Square: Frontrunner for Best Foreign Language Film Oscar

“The Square,” the jury winner of the Palme d’Or at this year’s Cannes Film Fest, swept the 2017 European Film Awards this weekend.

“This chief curator, Christian, can support these humanistic values when it comes to the art museum, but I wanted to make it a little bit harder in his own life,” Ostlund says.

“I see myself as Christian very much. I don’t look at him as hypocritical. I thought it was interesting to ask, how do we deal with these ideals on a practical level? I think that when we look at situations where we fail, we can actually understand a lot about ourselves.”

The scene in which the crowd reacts as a man with Tourette Syndrome disrupts a museum interview actually happened at a play Ostlund attended.

The film’s theme is the disconnect between how liberal-minded people aspire to behave and where they fall short when tested by real-life situations.

Ostlund was inspired by the 1972 Oscar winner, Luis Bunuel’s “The Discreet Charm of the Bourgeoisie.”

By setting “The Square” in the museum world, Ostlund underscores how art is supposed to challenge–the loose plot is punctuated by “uncomfortable” real-time sketches.

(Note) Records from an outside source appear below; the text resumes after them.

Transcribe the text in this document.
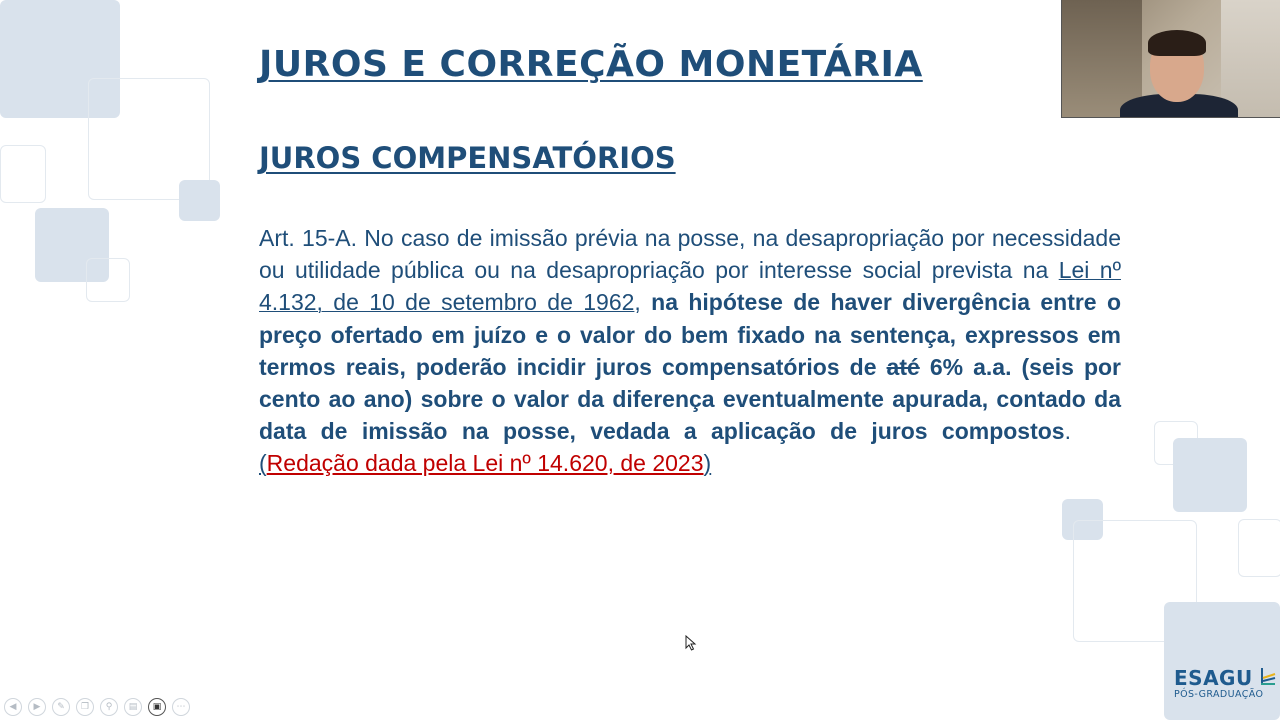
JUROS E CORREÇÃO MONETÁRIA
JUROS COMPENSATÓRIOS

Art. 15-A. No caso de imissão prévia na posse, na desapropriação por necessidade ou utilidade pública ou na desapropriação por interesse social prevista na Lei nº 4.132, de 10 de setembro de 1962, na hipótese de haver divergência entre o preço ofertado em juízo e o valor do bem fixado na sentença, expressos em termos reais, poderão incidir juros compensatórios de até 6% a.a. (seis por cento ao ano) sobre o valor da diferença eventualmente apurada, contado da data de imissão na posse, vedada a aplicação de juros compostos.(Redação dada pela Lei nº 14.620, de 2023)

◀	▶	✎	❐	⚲	▤	▣	⋯
ESAGU
PÓS-GRADUAÇÃO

“I was provoked by these people saying, ‘It’s too long, it’s too long,’” Ostlund says. “I thought, ‘But come on! Your kids are watching “Harry Potter” and it’s three hours long.’ As soon as it comes to adult cinema, and you’re dealing with contemporary things that are important, then you don’t have two hours and 25 minutes. So I said in the interviews that I am going to make the film longer.”

After “Force Majeure,” Ostlund was approached about making a studio movie in Hollywood. “I was offered ‘Passengers,’” confides the director, who was intrigued by what he describes as its “existential setup,” though the producers rejected his take, which imagined Chris Pratt’s character as a father, debating whether to wake his wife and kids, or else choose another woman to be his companion.

Ostlund is skeptical of working in Hollywood, especially after the bad experience of  his fellow Swedish helmer Tomas Alfredson on “The Snowman.”

He prefers to develop material through his production company.  He likes the milieu of the fashion industry, where his photographer wife works.  The tentative title of his next project, “Triangle of Sadness,” refers to the wrinkles that appear between the brows of those who have suffered in life — nothing that a little Botox can’t fix.